The Legislature Killed Safe Routes to School Funding, So What’s Next?

There's a stark difference between before Safe Routes to School is Implemented and after.  Image: Active Living Research
Nationally, schools that participate in Safe Routes to School programs for multiple years see significantly higher rates of biking and walking to school. Image: Active Living Research

Pay raises for Colorado legislators, electronic traffic enforcement and student testing dominated state politics in the last session, overshadowing the casualty of a longstanding and successful program: Safe Routes to School. Some state funding remains for the 2015-2016 school year, but none for Denver. And after next year, no Colorado schools will have Safe Routes programs unless new funding is identified.

Safe Routes to School is a grant program that promotes biking and walking to school. Nationally, the share of kids in kindergarten through eighth grade who walk or bike to school fell from 47 percent in 1969 to just 13 percent in 2009, according to Active Living Research. In Colorado, where childhood obesity is rising even faster than the rest of the country and one in four kids is overweight, reversing this trend could yield major improvements in public health.

At College View Elementary in southwest Denver, the Safe Routes to School program included workshops on how to ride bikes and bike maintenance. Planners also surveyed the neighborhood and outlined the safest routes to take to and from the school, which is a high-risk area for walkers, according to the city’s Safe Routes coordinator Ashley Fredrick.

About 200 students began walking or biking to school after the program started up in 2005, compared with “barely any” before, said Fredrick.
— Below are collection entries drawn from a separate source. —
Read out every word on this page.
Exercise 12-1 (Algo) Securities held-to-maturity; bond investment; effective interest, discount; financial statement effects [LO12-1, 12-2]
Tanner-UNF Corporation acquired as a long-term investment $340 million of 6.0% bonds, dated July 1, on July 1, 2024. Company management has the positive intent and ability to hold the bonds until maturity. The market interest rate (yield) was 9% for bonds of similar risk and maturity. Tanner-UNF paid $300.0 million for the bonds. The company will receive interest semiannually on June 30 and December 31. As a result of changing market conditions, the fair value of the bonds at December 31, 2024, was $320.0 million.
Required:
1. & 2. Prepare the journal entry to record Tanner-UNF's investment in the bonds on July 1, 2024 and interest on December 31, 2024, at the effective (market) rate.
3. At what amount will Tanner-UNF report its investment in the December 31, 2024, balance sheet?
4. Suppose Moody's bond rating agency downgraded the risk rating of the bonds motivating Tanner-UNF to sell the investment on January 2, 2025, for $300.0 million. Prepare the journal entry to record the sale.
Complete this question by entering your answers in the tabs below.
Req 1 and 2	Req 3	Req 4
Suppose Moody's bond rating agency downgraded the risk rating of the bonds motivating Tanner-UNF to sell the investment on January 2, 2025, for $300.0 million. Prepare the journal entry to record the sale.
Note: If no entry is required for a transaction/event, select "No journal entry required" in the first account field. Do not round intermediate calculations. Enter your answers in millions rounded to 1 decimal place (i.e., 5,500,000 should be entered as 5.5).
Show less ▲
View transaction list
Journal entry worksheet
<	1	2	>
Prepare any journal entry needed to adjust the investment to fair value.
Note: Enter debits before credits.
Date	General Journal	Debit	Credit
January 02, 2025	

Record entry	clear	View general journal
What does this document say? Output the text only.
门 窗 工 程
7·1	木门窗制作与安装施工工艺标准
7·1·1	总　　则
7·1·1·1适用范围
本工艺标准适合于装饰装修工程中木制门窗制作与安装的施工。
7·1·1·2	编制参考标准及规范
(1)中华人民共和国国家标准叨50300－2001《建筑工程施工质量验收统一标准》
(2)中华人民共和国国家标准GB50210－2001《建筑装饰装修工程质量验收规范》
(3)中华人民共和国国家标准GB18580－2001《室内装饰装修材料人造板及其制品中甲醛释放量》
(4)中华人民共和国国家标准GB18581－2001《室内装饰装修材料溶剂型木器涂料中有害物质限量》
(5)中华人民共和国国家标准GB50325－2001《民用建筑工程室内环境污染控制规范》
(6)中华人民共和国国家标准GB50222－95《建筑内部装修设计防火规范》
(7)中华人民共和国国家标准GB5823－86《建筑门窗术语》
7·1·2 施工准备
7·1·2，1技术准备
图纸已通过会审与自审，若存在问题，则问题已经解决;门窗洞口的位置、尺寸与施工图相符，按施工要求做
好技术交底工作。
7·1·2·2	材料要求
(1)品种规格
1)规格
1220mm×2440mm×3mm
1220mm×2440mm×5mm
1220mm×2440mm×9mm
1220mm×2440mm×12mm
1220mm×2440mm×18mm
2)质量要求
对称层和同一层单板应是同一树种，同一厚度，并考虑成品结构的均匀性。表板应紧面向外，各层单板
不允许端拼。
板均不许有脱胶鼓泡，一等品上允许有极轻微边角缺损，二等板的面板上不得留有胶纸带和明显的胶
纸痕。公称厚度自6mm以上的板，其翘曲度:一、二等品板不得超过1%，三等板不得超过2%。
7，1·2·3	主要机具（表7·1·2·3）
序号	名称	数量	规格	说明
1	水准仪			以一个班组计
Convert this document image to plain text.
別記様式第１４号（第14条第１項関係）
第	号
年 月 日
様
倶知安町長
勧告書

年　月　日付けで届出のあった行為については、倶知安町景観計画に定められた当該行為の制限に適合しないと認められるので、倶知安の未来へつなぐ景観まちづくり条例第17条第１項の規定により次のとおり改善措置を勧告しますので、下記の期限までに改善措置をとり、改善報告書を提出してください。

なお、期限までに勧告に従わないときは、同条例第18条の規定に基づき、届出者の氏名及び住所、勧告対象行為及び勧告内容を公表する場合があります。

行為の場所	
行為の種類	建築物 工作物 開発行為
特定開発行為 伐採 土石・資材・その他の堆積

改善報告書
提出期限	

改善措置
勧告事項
Jennifer Gonzalez, a physical education teacher who coordinated the Safe Routes program at College View, said losing it would be a big step backward. “I think it’s just really important for students to have a connection to physical activity,” she said. “[Adults] don’t have the most positive views of physical [activity]… and I want to extend that knowledge to parents — let them know their kids can be safe walking or biking to school.”

In the last two years, Denver has doubled school participation in the program without spending any additional grant money.

Times have changed, but Safe Routes to School is a tactic to increase active transportation and decrease driving. Image: Active Living Research
Safe Routes to School programs are an effort to reverse the precipitous decline in walking and biking to school. Image: Active Living Research

The program works. So what happened?

Republican Senators Owen Hill (El Paso), Ray Scott (Mesa) and Jerry Sonnenberg (Eastern CO) killed the grant program in the Senate State Affairs Committee earlier this month, on the night before National Bike to School Day. In an email to Streetsblog Denver, Hill, whose district has received funding for more than 50 Safe Routes projects, said he wants the program for the children in his district but that “we need to be more creative” in finding funding.

“So many programs like this fail to meet the unique needs of our local communities because we have an antiquated idea that politicians and bureaucrats in Denver should collect money from each community and then administer these programs for the rest of the state,” Hill said. “Unfortunately this often means that good ideas fall victim to big-city politics.”

Actually, the Safe Routes program lets local governments design their own approaches. The Colorado Department of Transportation administers the grants based on applications from localities that tailor their programs to local needs.

The pot of money for Safe Routes is small, but it goes a long way. In its last iteration, statewide budget for Safe Routes will be $700,000, split among 60 schools with 30,000 students. That money is a drop in the bucket compared to, say, the Colorado DOT’s $7.3 million budget for safety education. And it can help save money by reducing the substantial costs of bussing kids to school.

Safe Routes is down but not out. Bicycle Colorado is searching for other ways to fund it, whether it’s through local school districts, private support, or even Congress.

“We’re certainly not giving up because this is something that people in Colorado want, and something that’s proven to work,” said Dan Grunig, executive director of Bicycle Colorado, “so we’ll continue to build support with members and coalition folks.”